In the mistaken name of freedom—whatever that means—people just do not care for anything, including themselves.

Certainly, not BNS which would see the government repaying K2 billion (about $70 million) from our taxes to the Chinese government, which sponsored the project through a concessional loan, in the next 20 years.

Surely, Malawi does not deserve such an Olympic standard stadium that is replete with a state-of-the-art CCtv, comfy seating and parking areas, conference and business rooms.

The moment I stepped on BNS last year, I knew that I was at the right stadium located in a wrong country.

I was, therefore, not surprised to learn through The Daily Times edition of Thursday that Electricity Supply Corporation of Malawi had disconnected power at the facility over an unpaid K16 million bill.

Issues of unpaid utility bills have been common since the stadium opened its doors.
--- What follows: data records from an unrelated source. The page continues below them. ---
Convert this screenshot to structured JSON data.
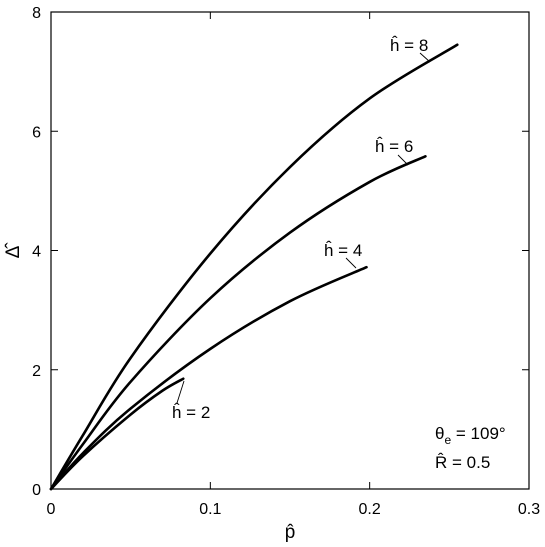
{
  "chart_data": {
    "type": "line",
    "xlabel": "p̂",
    "ylabel": "Δ̂",
    "xlim": [
      0,
      0.3
    ],
    "ylim": [
      0,
      8
    ],
    "xticks": [
      0,
      0.1,
      0.2,
      0.3
    ],
    "xtick_labels": [
      "0",
      "0.1",
      "0.2",
      "0.3"
    ],
    "yticks": [
      0,
      2,
      4,
      6,
      8
    ],
    "ytick_labels": [
      "0",
      "2",
      "4",
      "6",
      "8"
    ],
    "grid": false,
    "series": [
      {
        "name": "ĥ = 8",
        "x": [
          0,
          0.02,
          0.05,
          0.1,
          0.15,
          0.2,
          0.255
        ],
        "y": [
          0,
          0.9,
          2.2,
          3.95,
          5.4,
          6.55,
          7.45
        ]
      },
      {
        "name": "ĥ = 6",
        "x": [
          0,
          0.02,
          0.05,
          0.1,
          0.15,
          0.2,
          0.235
        ],
        "y": [
          0,
          0.75,
          1.8,
          3.2,
          4.3,
          5.15,
          5.58
        ]
      },
      {
        "name": "ĥ = 4",
        "x": [
          0,
          0.02,
          0.05,
          0.1,
          0.15,
          0.198
        ],
        "y": [
          0,
          0.6,
          1.35,
          2.35,
          3.15,
          3.72
        ]
      },
      {
        "name": "ĥ = 2",
        "x": [
          0,
          0.02,
          0.05,
          0.07,
          0.083
        ],
        "y": [
          0,
          0.55,
          1.25,
          1.65,
          1.85
        ]
      }
    ],
    "annotations": {
      "theta": "θ",
      "theta_sub": "e",
      "theta_value": " = 109°",
      "r_label": "R̂ = 0.5"
    }
  }
}
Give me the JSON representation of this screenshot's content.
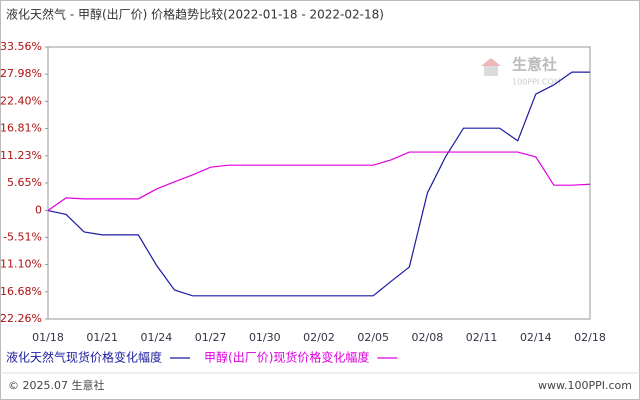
{
  "chart_data": {
    "type": "line",
    "title": "液化天然气 - 甲醇(出厂价) 价格趋势比较(2022-01-18 - 2022-02-18)",
    "categories": [
      "01/18",
      null,
      null,
      "01/21",
      null,
      null,
      "01/24",
      null,
      null,
      "01/27",
      null,
      null,
      "01/30",
      null,
      null,
      "02/02",
      null,
      null,
      "02/05",
      null,
      null,
      "02/08",
      null,
      null,
      "02/11",
      null,
      null,
      "02/14",
      null,
      null,
      "02/18"
    ],
    "series": [
      {
        "name": "液化天然气现货价格变化幅度",
        "color": "#1c1ca0",
        "values": [
          0,
          -0.8,
          -4.4,
          -5.0,
          -5.0,
          -5.0,
          -11.2,
          -16.3,
          -17.5,
          -17.5,
          -17.5,
          -17.5,
          -17.5,
          -17.5,
          -17.5,
          -17.5,
          -17.5,
          -17.5,
          -17.5,
          -14.5,
          -11.6,
          3.6,
          11.0,
          16.9,
          16.9,
          16.9,
          14.3,
          23.9,
          25.8,
          28.4,
          28.4
        ]
      },
      {
        "name": "甲醇(出厂价)现货价格变化幅度",
        "color": "#e000e0",
        "values": [
          0,
          2.6,
          2.4,
          2.4,
          2.4,
          2.4,
          4.4,
          5.9,
          7.3,
          8.9,
          9.3,
          9.3,
          9.3,
          9.3,
          9.3,
          9.3,
          9.3,
          9.3,
          9.3,
          10.4,
          12.0,
          12.0,
          12.0,
          12.0,
          12.0,
          12.0,
          12.0,
          11.0,
          5.2,
          5.2,
          5.4
        ]
      }
    ],
    "ylim": [
      -22.26,
      33.56
    ],
    "yticks": [
      {
        "value": 33.56,
        "label": "33.56%"
      },
      {
        "value": 27.98,
        "label": "27.98%"
      },
      {
        "value": 22.4,
        "label": "22.40%"
      },
      {
        "value": 16.81,
        "label": "16.81%"
      },
      {
        "value": 11.23,
        "label": "11.23%"
      },
      {
        "value": 5.65,
        "label": "5.65%"
      },
      0,
      {
        "value": -5.51,
        "label": "-5.51%"
      },
      {
        "value": -11.1,
        "label": "-11.10%"
      },
      {
        "value": -16.68,
        "label": "-16.68%"
      },
      {
        "value": -22.26,
        "label": "-22.26%"
      }
    ],
    "grid": false
  },
  "watermark": {
    "text": "生意社",
    "sub": "100PPI.COM"
  },
  "footer": {
    "left": "© 2025.07 生意社",
    "right": "www.100PPI.com"
  }
}
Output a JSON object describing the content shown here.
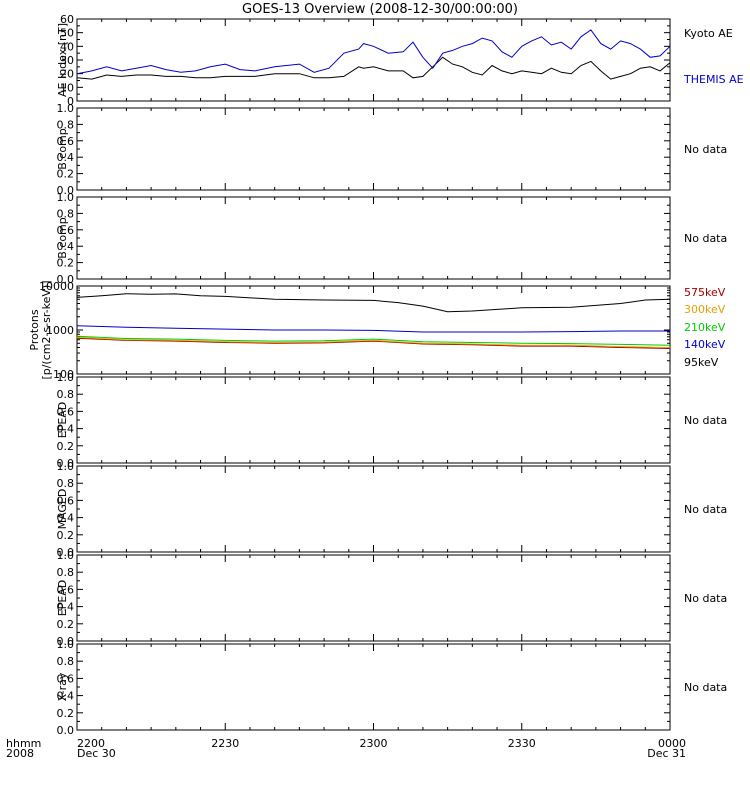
{
  "title": "GOES-13 Overview (2008-12-30/00:00:00)",
  "x_axis": {
    "row1_label": "hhmm",
    "row2_label": "2008",
    "ticks": [
      {
        "time": "2200",
        "date": "Dec 30",
        "minutes": 0
      },
      {
        "time": "2230",
        "date": "",
        "minutes": 30
      },
      {
        "time": "2300",
        "date": "",
        "minutes": 60
      },
      {
        "time": "2330",
        "date": "",
        "minutes": 90
      },
      {
        "time": "0000",
        "date": "Dec 31",
        "minutes": 120
      }
    ]
  },
  "colors": {
    "kyoto": "#000000",
    "themis": "#0000cc",
    "p575": "#a00000",
    "p300": "#e8a000",
    "p210": "#00cc00",
    "p140": "#0000cc",
    "p95": "#000000"
  },
  "chart_data": [
    {
      "type": "line",
      "ylabel": "AE Index [nT]",
      "ylim": [
        0,
        60
      ],
      "yticks": [
        "0",
        "10",
        "20",
        "30",
        "40",
        "50",
        "60"
      ],
      "x_units": "minutes after 2200 UT",
      "legend": [
        "Kyoto AE",
        "THEMIS AE"
      ],
      "series": [
        {
          "name": "Kyoto AE",
          "color_key": "kyoto",
          "x": [
            0,
            3,
            6,
            9,
            12,
            15,
            18,
            21,
            24,
            27,
            30,
            33,
            36,
            40,
            45,
            48,
            51,
            54,
            57,
            58,
            60,
            63,
            66,
            68,
            70,
            72,
            74,
            76,
            78,
            80,
            82,
            84,
            86,
            88,
            90,
            92,
            94,
            96,
            98,
            100,
            102,
            104,
            106,
            108,
            110,
            112,
            114,
            116,
            118,
            120
          ],
          "y": [
            17,
            16,
            19,
            18,
            19,
            19,
            18,
            18,
            17,
            17,
            18,
            18,
            18,
            20,
            20,
            17,
            17,
            18,
            25,
            24,
            25,
            22,
            22,
            17,
            18,
            25,
            32,
            27,
            25,
            21,
            19,
            26,
            22,
            20,
            22,
            21,
            20,
            24,
            21,
            20,
            26,
            29,
            22,
            16,
            18,
            20,
            24,
            25,
            22,
            28
          ]
        },
        {
          "name": "THEMIS AE",
          "color_key": "themis",
          "x": [
            0,
            3,
            6,
            9,
            12,
            15,
            18,
            21,
            24,
            27,
            30,
            33,
            36,
            40,
            45,
            48,
            51,
            54,
            57,
            58,
            60,
            63,
            66,
            68,
            70,
            72,
            74,
            76,
            78,
            80,
            82,
            84,
            86,
            88,
            90,
            92,
            94,
            96,
            98,
            100,
            102,
            104,
            106,
            108,
            110,
            112,
            114,
            116,
            118,
            120
          ],
          "y": [
            20,
            22,
            25,
            22,
            24,
            26,
            23,
            21,
            22,
            25,
            27,
            23,
            22,
            25,
            27,
            21,
            24,
            35,
            38,
            42,
            40,
            35,
            36,
            43,
            32,
            24,
            35,
            37,
            40,
            42,
            46,
            44,
            36,
            32,
            40,
            44,
            47,
            41,
            43,
            38,
            47,
            52,
            42,
            38,
            44,
            42,
            38,
            32,
            33,
            40
          ]
        }
      ]
    },
    {
      "type": "line",
      "ylabel": "B comp",
      "ylim": [
        0,
        1
      ],
      "yticks": [
        "0.0",
        "0.2",
        "0.4",
        "0.6",
        "0.8",
        "1.0"
      ],
      "series": [],
      "note": "No data"
    },
    {
      "type": "line",
      "ylabel": "B comp",
      "ylim": [
        0,
        1
      ],
      "yticks": [
        "0.0",
        "0.2",
        "0.4",
        "0.6",
        "0.8",
        "1.0"
      ],
      "series": [],
      "note": "No data"
    },
    {
      "type": "line",
      "ylabel_line1": "Protons",
      "ylabel_line2": "[p/(cm2-s-sr-keV)]",
      "ylim": [
        100,
        10000
      ],
      "log": true,
      "yticks": [
        "100",
        "1000",
        "10000"
      ],
      "x_units": "minutes after 2200 UT",
      "legend": [
        "575keV",
        "300keV",
        "210keV",
        "140keV",
        "95keV"
      ],
      "series": [
        {
          "name": "575keV",
          "color_key": "p575",
          "x": [
            0,
            10,
            20,
            30,
            40,
            50,
            60,
            70,
            80,
            90,
            100,
            110,
            120
          ],
          "y": [
            650,
            580,
            560,
            520,
            500,
            510,
            560,
            480,
            460,
            430,
            430,
            400,
            380
          ]
        },
        {
          "name": "300keV",
          "color_key": "p300",
          "x": [
            0,
            10,
            20,
            30,
            40,
            50,
            60,
            70,
            80,
            90,
            100,
            110,
            120
          ],
          "y": [
            680,
            600,
            580,
            540,
            520,
            530,
            580,
            500,
            480,
            450,
            450,
            420,
            400
          ]
        },
        {
          "name": "210keV",
          "color_key": "p210",
          "x": [
            0,
            10,
            20,
            30,
            40,
            50,
            60,
            70,
            80,
            90,
            100,
            110,
            120
          ],
          "y": [
            720,
            640,
            620,
            580,
            560,
            570,
            620,
            540,
            520,
            500,
            490,
            470,
            450
          ]
        },
        {
          "name": "140keV",
          "color_key": "p140",
          "x": [
            0,
            10,
            20,
            30,
            40,
            50,
            60,
            70,
            80,
            90,
            100,
            110,
            120
          ],
          "y": [
            1250,
            1150,
            1100,
            1050,
            1000,
            1000,
            980,
            900,
            900,
            900,
            920,
            950,
            950
          ]
        },
        {
          "name": "95keV",
          "color_key": "p95",
          "x": [
            0,
            5,
            10,
            15,
            20,
            25,
            30,
            40,
            50,
            60,
            65,
            70,
            75,
            80,
            90,
            100,
            110,
            115,
            120
          ],
          "y": [
            5500,
            6000,
            6700,
            6500,
            6600,
            6000,
            5800,
            5000,
            4800,
            4700,
            4200,
            3500,
            2600,
            2700,
            3200,
            3300,
            4000,
            4800,
            5000
          ]
        }
      ]
    },
    {
      "type": "line",
      "ylabel": "EPEAD",
      "ylim": [
        0,
        1
      ],
      "yticks": [
        "0.0",
        "0.2",
        "0.4",
        "0.6",
        "0.8",
        "1.0"
      ],
      "series": [],
      "note": "No data"
    },
    {
      "type": "line",
      "ylabel": "MAGED",
      "ylim": [
        0,
        1
      ],
      "yticks": [
        "0.0",
        "0.2",
        "0.4",
        "0.6",
        "0.8",
        "1.0"
      ],
      "series": [],
      "note": "No data"
    },
    {
      "type": "line",
      "ylabel": "EPEAD",
      "ylim": [
        0,
        1
      ],
      "yticks": [
        "0.0",
        "0.2",
        "0.4",
        "0.6",
        "0.8",
        "1.0"
      ],
      "series": [],
      "note": "No data"
    },
    {
      "type": "line",
      "ylabel": "X-ray",
      "ylim": [
        0,
        1
      ],
      "yticks": [
        "0.0",
        "0.2",
        "0.4",
        "0.6",
        "0.8",
        "1.0"
      ],
      "series": [],
      "note": "No data"
    }
  ]
}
And so are theft and vandalism.

Connecting BNS management’s failure to pay the electricity bill to the re-opening of Kamuzu Stadium, which is now hosting major football games in Blantyre, might be true.

But that alone cannot be the reason for the blackout at BNS.

You do not build such a big stadium if you cannot take care of a smaller 5,000-seater BAT Ground in Blantyre. You need a business plan to guide you in running a facility such as BNS. Apart from hosting prayers and football games, what else is BNS able to host?

When the government accepted to have the Chinese build the facility, what was the original business plan to keep the stadium self-sustainable?

Therefore, before BNS becomes dilapidated like Kamuzu Stadium and BAT Ground, the government must quickly decide whether to maintain its management team or outsource it.

If the government is not decisive enough on BNS, it would be a great betrayal for the next generations to be paying for our folly. Under-utilising any asset comes at a cost and it is huge for BNS.